The bicycling boom in the District is on a steady increase. D.C. is the number-three city for bike commuters, according to the U.S. Census bureau, the city added almost 50 miles of bike lanes from 2001 to 2010, and Capital Bikeshare is the second largest bikesharing system in the country. But while cyclists can be spotted throughout the entire city, a necessary amenity cannot be found for commuters east of the river.
There are no bike shops currently located in Wards 7 or 8.
“The city is driven by economics,” says Brian Ward, Sales Manager at Capitol Hill Bikes. “There may be a demand for bike shops in underserved communities, but those residents may not offer the finances to support them.”
With his shop located just one mile away from Anacostia—one of the city’s "bike shop deserts"—Ward has recently accepted an opportunity to involve Capitol Hill Bikes in a group formed to address the needs of his neighbors.
The Black Thumb Collective is a grassroots effort to provide free bike maintenance to commuters living in underserved communities. Formed of mechanics from partnering bike shops, as well as independent bike techs, the Collective will provide a necessary resource to keep residents in Wards 7 & 8 pedaling safely throughout the city.

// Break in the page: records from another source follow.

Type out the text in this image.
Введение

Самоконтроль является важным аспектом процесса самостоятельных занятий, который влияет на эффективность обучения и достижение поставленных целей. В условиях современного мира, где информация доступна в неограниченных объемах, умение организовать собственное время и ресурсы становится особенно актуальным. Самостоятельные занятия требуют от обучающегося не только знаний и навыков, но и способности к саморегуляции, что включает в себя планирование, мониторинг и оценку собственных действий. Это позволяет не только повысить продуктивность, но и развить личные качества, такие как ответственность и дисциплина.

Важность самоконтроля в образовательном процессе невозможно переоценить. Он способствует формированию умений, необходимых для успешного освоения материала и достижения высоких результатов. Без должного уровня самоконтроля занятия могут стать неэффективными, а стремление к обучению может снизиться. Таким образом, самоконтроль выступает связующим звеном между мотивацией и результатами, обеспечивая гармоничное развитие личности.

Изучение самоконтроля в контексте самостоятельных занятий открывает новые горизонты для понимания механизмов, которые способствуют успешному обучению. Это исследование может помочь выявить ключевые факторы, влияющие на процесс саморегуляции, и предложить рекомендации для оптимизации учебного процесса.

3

The collective was created by Hamzat Sani, bike ambassador and East of the River Coordinator for the Washington Area Bicyclists Association (WABA).
In 2013, WABA’s East of the River Program partnered with The Bike House to produce nine mobile bike clinics, where volunteer and certified bike mechanics came to sites east of the river to provide free bike repair to residents. When Sani joined the WABA staff in August, he learned that the program would be ending due to exhausted grant funding for the project.

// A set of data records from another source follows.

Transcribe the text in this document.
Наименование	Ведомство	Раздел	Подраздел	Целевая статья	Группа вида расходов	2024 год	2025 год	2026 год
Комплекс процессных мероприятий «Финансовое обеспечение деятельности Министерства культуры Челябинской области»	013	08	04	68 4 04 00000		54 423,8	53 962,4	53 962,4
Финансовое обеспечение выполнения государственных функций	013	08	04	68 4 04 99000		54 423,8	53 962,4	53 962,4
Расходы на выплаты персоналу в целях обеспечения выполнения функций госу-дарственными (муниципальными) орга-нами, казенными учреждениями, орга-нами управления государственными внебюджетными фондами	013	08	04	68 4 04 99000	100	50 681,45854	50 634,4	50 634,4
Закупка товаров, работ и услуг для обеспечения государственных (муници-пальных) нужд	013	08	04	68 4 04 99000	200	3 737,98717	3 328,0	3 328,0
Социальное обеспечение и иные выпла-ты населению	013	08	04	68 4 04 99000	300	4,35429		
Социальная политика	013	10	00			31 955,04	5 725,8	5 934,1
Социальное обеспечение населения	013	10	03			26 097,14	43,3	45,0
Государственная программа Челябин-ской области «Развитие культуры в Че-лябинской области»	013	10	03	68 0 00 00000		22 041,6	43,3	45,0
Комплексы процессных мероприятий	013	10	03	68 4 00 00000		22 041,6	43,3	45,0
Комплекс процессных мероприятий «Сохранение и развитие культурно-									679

“The mobile bike shops became a really good way to engage with the community east of the river, so I started thinking of ways to continue that program and engaging with the community in a way that was meaningful to them,” says Sani. So he contacted six local bike shops, which agreed to allow mechanics a few hours of paid leave to service the community each month.
Borrowing from the “green thumb” label of veteran gardeners, he tagged the group “Black Thumb,” representing the aesthetics of greasy-handed bike techs.

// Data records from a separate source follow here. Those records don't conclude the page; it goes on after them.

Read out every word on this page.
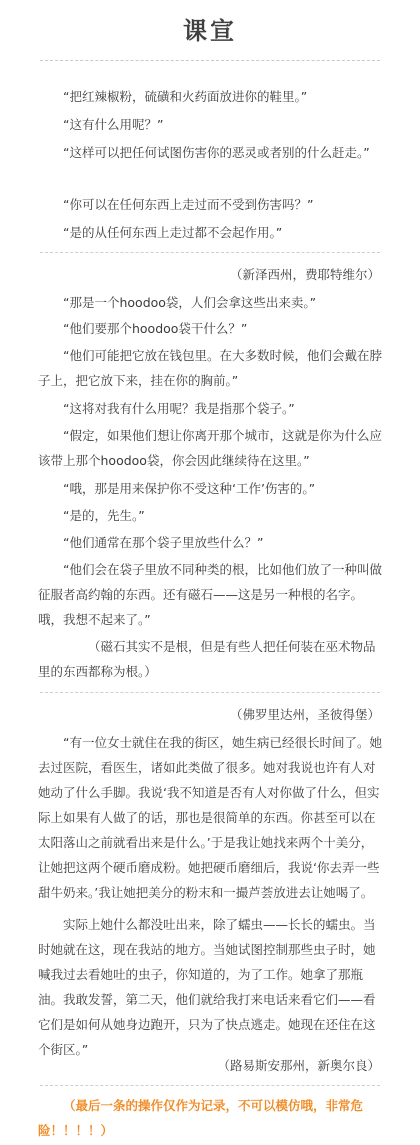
课宣

“把红辣椒粉，硫磺和火药面放进你的鞋里。”

“这有什么用呢？”

“这样可以把任何试图伤害你的恶灵或者别的什么赶走。”

“你可以在任何东西上走过而不受到伤害吗？”

“是的从任何东西上走过都不会起作用。”

（新泽西州，费耶特维尔）

“那是一个hoodoo袋，人们会拿这些出来卖。”

“他们要那个hoodoo袋干什么？”

“他们可能把它放在钱包里。在大多数时候，他们会戴在脖子上，把它放下来，挂在你的胸前。”

“这将对我有什么用呢？我是指那个袋子。”

“假定，如果他们想让你离开那个城市，这就是你为什么应该带上那个hoodoo袋，你会因此继续待在这里。”

“哦，那是用来保护你不受这种‘工作’伤害的。”

“是的，先生。”

“他们通常在那个袋子里放些什么？”

“他们会在袋子里放不同种类的根，比如他们放了一种叫做征服者高约翰的东西。还有磁石——这是另一种根的名字。哦，我想不起来了。”

（磁石其实不是根，但是有些人把任何装在巫术物品里的东西都称为根。）

（佛罗里达州，圣彼得堡）

“有一位女士就住在我的街区，她生病已经很长时间了。她去过医院，看医生，诸如此类做了很多。她对我说也许有人对她动了什么手脚。我说‘我不知道是否有人对你做了什么，但实际上如果有人做了的话，那也是很简单的东西。你甚至可以在太阳落山之前就看出来是什么。’于是我让她找来两个十美分，让她把这两个硬币磨成粉。她把硬币磨细后，我说‘你去弄一些甜牛奶来。’我让她把美分的粉末和一撮芦荟放进去让她喝了。

实际上她什么都没吐出来，除了蠕虫——长长的蠕虫。当时她就在这，现在我站的地方。当她试图控制那些虫子时，她喊我过去看她吐的虫子，你知道的，为了工作。她拿了那瓶油。我敢发誓，第二天，他们就给我打来电话来看它们——看它们是如何从她身边跑开，只为了快点逃走。她现在还住在这个街区。”

（路易斯安那州，新奥尔良）

（最后一条的操作仅作为记录，不可以模仿哦，非常危险！！！！）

Sani hopes that the collective will benefit bike shops by creating inroads into communities they would not otherwise see. Having a recurring presence in these communities will help to build shops’ brand recognition and potentially broaden their clientele.
“Cycling is changing on a daily basis,” says Sani. “What you think of as the Lance Armstrong, fully kitted with lycra and spandex cyclists are certainly still there, but more and more there are daily riders who hop on their bike or on bikeshare to grab groceries or get to work. Those are becoming more of the folk who are sustaining local bike shops.”
The Black Thumbs Collective is one of the first initiatives incorporating local bike shops to take a leadership role in addressing equity-based issues around cycling.
Late last year, Ward, the Capitol Hill Bikes manager, brought his head bike tech Brandon Lyles to the Anacostia Arts Center for WABA’s Cap City Bike Expo, the finale event for the 2013 East of the River program. The collective was made public for the first time and Lyles sat on a panel to discuss the role of bike shops in shaping bike-friendly communities citywide.
“The main concern was, how can we get something that is sustainable and convenient,” said Lyles, who has worked in bike maintenance for over a decade.
The Bike Expo also saw the installation of a new Dero Fixit stand, an outdoor self-service bike repair station outside of the Anacostia Arts Center. The tool allows riders to perform basic repairs and maintenance, from changing a flat to adjusting brakes and derailleurs.
“It’s the first in the city that is not tied to a bike shop,” says Sani.
Ernest Clark, head bike mechanic at City Bikes in Adams Morgan, volunteered at the Fixit stand during the expo, showing visitors how to utilize the tool to perform basic repairs.
“The best part was the warm reception of people from the community who need their bikes worked on,” said Clark.
As a member of the collective, Clark’s biggest hope is that it will lessen bike thefts in east-of-the-river neighborhoods.
“If we can help them to maintain their own bikes, they won’t feel like they have to steal bikes from others,” said Clark.
Sani also believes that the service can be used for crime prevention.
“Connecting the community to be able to walk and bike where they live changes the fabric of a neighborhood,” he said. “When you’re able to have more of a body presence, it tends to make the neighborhood a lot safer because crime happens in the shadows. So when people are constantly engaged, walking and biking in their communities, it will make crime that happens in the shadows a little harder in wards 7 & 8.”
Sani hopes to use the winter lull in the cycling season to assess the capacity of the collective, and then hit the streets this spring. Together, collective members seek to generate a newfound culture of community among local bike mechanics to do good work in deserving communities.